Members of Friends of Brook Park canoe on the Harlem River, but it's not easy to get to the shore. That may change.

The Harlem River was once one of the city’s great playgrounds: colorful boathouses dotted its banks; riders on horseback promenaded and raced along the Manhattan shore; the bluffs above the river were home to an amusement park, as well as the Polo Grounds, which later became the home of the New York Giants, and, of course, to Yankee Stadium.

As the river was industrialized, though New Yorkers turned their backs on the Harlem.  Now, with much of the industry gone, Bronxites hope to reclaim the river.

For years, organizations like Friends of Brook Park and the Bronx Council on Environmental Quality have looked at the Harlem and seen a necklace of green the length of the borough. A greenway would connect existing parks, like Mill Pond and Roberto Clemente, along with new parks built on unused land.  Some of them would include fishing piers, places to launch kayaks and canoes, eco-classrooms and gardens.

Pie in the sky? Not really. To see the future, just look at the Bronx River. Not so long ago, it was an open sewer and garbage dump. Today, thanks to the hard work of volunteers whose efforts led to the formation of the Bronx River Alliance and the investment of millions of federal dollars, wildlife has returned, fish thrive, ospreys soar and egrets nest. People play in new parks, stroll and bicycle on the shore and canoe in the water.

Five years ago, Harry Bubbins of Friends of Brook Park urged the formation of a Harlem River Alliance, drawing on the experience of the Bronx River Alliance. Now the federal government has given advocates’ efforts a boost.

Last month, Secretary of the Interior Ken Salazar visited Roberto Clemente State Park to announce that the Harlem River would be one of a hundred projects nationwide aimed at restoring neglected rivers to the people who live near them. Rep. Jose Serrano, the chief benefactor of the Bronx River, who accompanied the secretary, pointed to the lessons of the Bronx River.
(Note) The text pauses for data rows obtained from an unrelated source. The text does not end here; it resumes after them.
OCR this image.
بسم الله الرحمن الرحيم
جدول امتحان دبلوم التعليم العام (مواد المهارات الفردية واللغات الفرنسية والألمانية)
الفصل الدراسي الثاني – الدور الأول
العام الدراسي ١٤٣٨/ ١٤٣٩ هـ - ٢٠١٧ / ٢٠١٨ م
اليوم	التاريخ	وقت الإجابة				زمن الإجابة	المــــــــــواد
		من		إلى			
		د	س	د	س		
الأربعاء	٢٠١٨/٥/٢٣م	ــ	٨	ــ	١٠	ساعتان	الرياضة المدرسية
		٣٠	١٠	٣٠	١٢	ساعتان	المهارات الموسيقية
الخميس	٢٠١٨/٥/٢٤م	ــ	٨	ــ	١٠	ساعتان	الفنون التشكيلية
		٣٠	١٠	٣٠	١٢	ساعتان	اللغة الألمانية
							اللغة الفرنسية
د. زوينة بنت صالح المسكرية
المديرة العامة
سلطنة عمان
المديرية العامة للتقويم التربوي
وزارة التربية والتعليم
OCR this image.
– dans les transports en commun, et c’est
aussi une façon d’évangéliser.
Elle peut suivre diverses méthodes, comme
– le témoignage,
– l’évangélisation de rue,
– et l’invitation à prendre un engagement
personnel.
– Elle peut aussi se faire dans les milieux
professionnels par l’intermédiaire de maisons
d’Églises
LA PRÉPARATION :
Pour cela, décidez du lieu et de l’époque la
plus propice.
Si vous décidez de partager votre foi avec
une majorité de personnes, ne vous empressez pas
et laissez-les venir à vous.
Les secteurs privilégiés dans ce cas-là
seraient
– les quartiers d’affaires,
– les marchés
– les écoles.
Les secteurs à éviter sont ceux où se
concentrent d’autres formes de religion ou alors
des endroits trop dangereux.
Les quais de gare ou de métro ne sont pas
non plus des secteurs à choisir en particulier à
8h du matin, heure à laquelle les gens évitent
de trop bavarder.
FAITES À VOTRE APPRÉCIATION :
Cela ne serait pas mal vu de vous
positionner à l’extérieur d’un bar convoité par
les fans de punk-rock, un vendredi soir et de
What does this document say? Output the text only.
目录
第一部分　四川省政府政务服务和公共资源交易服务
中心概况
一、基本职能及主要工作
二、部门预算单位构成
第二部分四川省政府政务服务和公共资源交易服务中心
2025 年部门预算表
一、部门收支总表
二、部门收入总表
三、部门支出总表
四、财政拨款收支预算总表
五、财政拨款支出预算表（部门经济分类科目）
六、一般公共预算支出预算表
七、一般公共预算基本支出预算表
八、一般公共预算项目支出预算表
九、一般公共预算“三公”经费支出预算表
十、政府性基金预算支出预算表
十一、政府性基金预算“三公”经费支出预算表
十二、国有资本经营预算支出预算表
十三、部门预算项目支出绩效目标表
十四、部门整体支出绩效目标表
There are plenty of obstacles. Ways have to be found for a greenway to wind through or around a maze of industrial facilities. The city or state will have to seize junk yards. Thusfar, the state has not even been persuaded to designate the Harlem a sensitive area protected for recreation, turning down a request to do so from the Bronx Council on Environmental Quality in a blizzard of bureaucratic initials.

The city’s 2009 Lower Concourse rezoning, which envisions riverside promenades, has yet to attract the development that would yield them, and the boundaries of the newly-zoned area left out the southern end of Park Avenue, where Friends of Brook Park hopes to see a boat launch built.

But the pledge of federal assistance is a game-changer. The Bronx Council on Environmental Quality, which completed a comprehensive plan for a Harlem River Greenway from Highbridge to Spuyten Duyvil four years ago, has also formed a Harlem River Working Group, which has enlisted community organizations and parks groups the length of the river. Energized by Salazar’s visit, it envisions the Harlem Greenway joining the South Bronx Greenway at the bridge to Randalls Island, says its coordinator, Chauncy Young.

The effort to revive the Harlem River can bring jobs and economic development opportunities to the area, give Mott Haven residents a larger role in deciding how waterfront development will proceed once the economy improves and, above all, offer parks-starved Bronx communities a place where they can find beauty and ease at their doorstep.